Steven Trout, Associate Professor of English, Fort Hays State University.

Professor Trout will present the paper "'It Was Like This': The First World War in American Fiction and Autobiography." Trout is author of Memorial Fictions: Willa Cather and the First World War (Lincoln: University of Nebraska Press, 2002).





Friday, April 8, 2005, Imogene Bolls
8:00 p.m.,
K-State Alumni Center, Tadtman Board Room

Imogene Bolls will give a poetry reading on Friday, April 8, 2005.  She is the author of three collections of poetry, Glass Walker, Earthbound, and Advice for the Climb.  She has published over 600 poems in magazines, including Antioch Review, Georgia Review, Ohio Review, and Southern Poetry Review.  A native of Kansas, Imogene Bolls has been called a poet of place, because, she says, “I am able to render a sense of the land and beyond.  My native state is Kansas; I call Ohio my professional home; New Mexico is my adopted home.  Each state has influenced my work deeply.”  Bolls has also been the recipient of numerous honors, including individual artist awards from the Ohio Arts Council and the Ohioana Poetry Award.  She will returning to KSU—her alma mater—to participate in the English  Department’s Alumni Jobs Panel.  (See Alumni Connections.)  Both the panel and the reading are free and open to the public.

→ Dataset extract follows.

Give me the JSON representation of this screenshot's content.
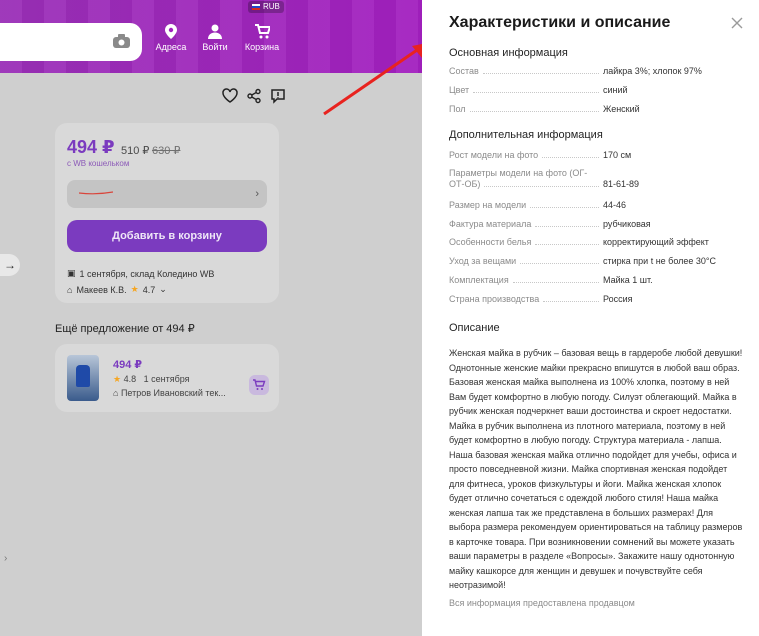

Monday, April 11, 2005, Michael Cunningham
7:30 p.m.,
McCain Auditorium

Michael Cunningham, winner of the Pulitzer Prize for his novel The Hours, will read from his work.

Michael Cunningham’s other novels, A Home at the End of the World and Flesh and Blood, have received critical acclaim. He also published Land's End: A Walk Through Provincetown, a work of non-fiction. His work has appeared in The Atlantic Monthly, The Paris Review, The New Yorker, and DoubleTake. The film version of The Hours, featuring actresses Nicole Kidman, Julianne Moore, and Meryl Streep, was nominated for eight Academy Awards. A film version of A Home at the End of the World (2004), was directed by Michael Mayer, and features Colin Farrell, Robin Wright Penn, Dallas Roberts, and Sissy Spacek. Michael Cunningham’s next novel is entitled Specimen Days and will be published in June 2005 by Farrar, Straus & Giroux.

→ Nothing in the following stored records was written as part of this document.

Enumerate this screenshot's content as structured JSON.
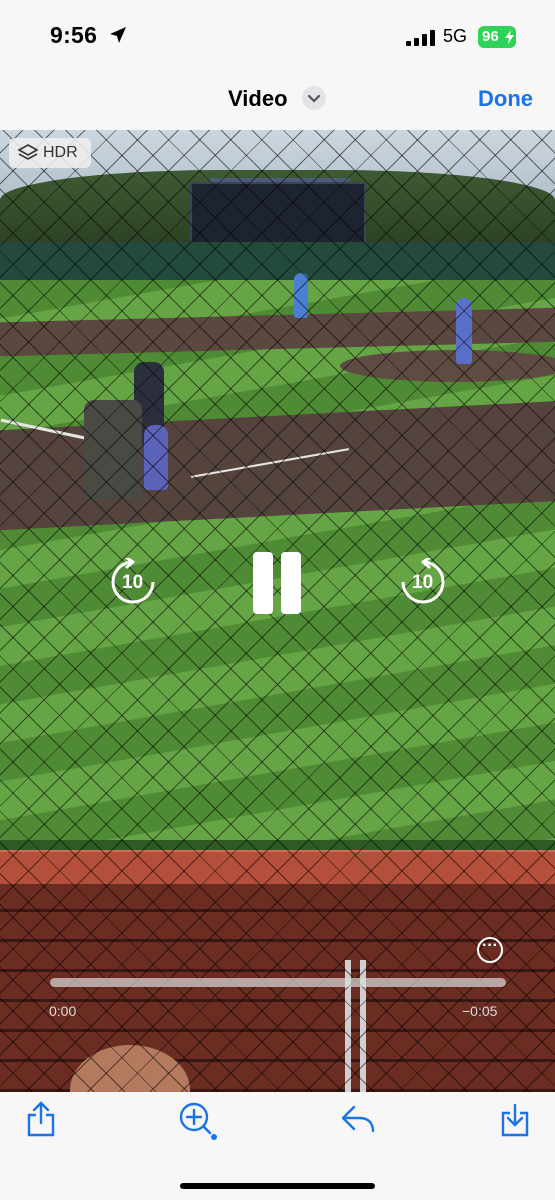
{
  "status_bar": {
    "time": "9:56",
    "network": "5G",
    "battery": "96"
  },
  "nav": {
    "title": "Video",
    "done_label": "Done"
  },
  "video": {
    "hdr_label": "HDR",
    "skip_back_label": "10",
    "skip_forward_label": "10",
    "elapsed": "0:00",
    "remaining": "−0:05",
    "progress": 0
  },
  "toolbar": {
    "icons": [
      "share-icon",
      "zoom-icon",
      "reply-icon",
      "save-icon"
    ]
  },
  "colors": {
    "accent": "#1a73e8",
    "battery": "#30d158"
  }
}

Michael Cunningham received the PEN/Faulkner Award, also for The Hours, a Guggenheim Fellowship, a National Endowment for the Arts Fellowship, and a Michener Fellowship from the University of Iowa.


Thursday, April 14, 2005, Carlos Eire
7:00 p.m.,
K-State Union Flint Hills Room

Carlos Eire, National Book Award Winner for his memoir Waiting for Snow in Havana: Confessions of a Cuban Boy, will read from his work.

Friday, April 15, 2005, 8:00 p.m., K-State Union Flint Hills Room. 

Carlos Eire will give a lecture titled “Flying Friars and Hovering Nuns: Writing a History of the Impossible.”

Carlos Eire's idyllic and privileged childhood in Havana came to an end in the wake of Castro's revolution.  In 1962, he and his brother were among the 14,000 children airlifted off the island, their parents left behind.  In chronicling his life before and after his arrival in America, Mr. Eire's personal story is also a meditation on loss and suffering, redemption and rebirth.

Mr. Eire is currently the T. Lawrason Riggs Professor of History and Religious Studies at Yale University.  An authority on religious reformations, faith, and spiritualism in modern Europe, Mr. Eire lectures widely, and is the author of From Madrid to Purgatory: The Art and Craft of Dying in Sixteenth Century Spain and War Against the Idols: The Reformation of Worship From Erasmus to Calvin, and co-author of Jews, Christians, Muslims: A Comparative Introduction to Monotheistic Religions.

Past Visiting Writers

Fall 2004 

Welcome Back Reading

Friday, September 10, 3:30, K-State Student Union 212. Welcome Back Reading: KSU Creative Writing Faculty Jonathan Holden, Susan Jackson Rodgers, Imad Rahman, and Jennifer Henderson will read from their work.


Antonya NelsonAntonya Nelson

Thursday, September 23, 4:00 p.m., K-State Student Union 213. Antonya Nelson, author of four collections of short stories and three novels, will read from her work.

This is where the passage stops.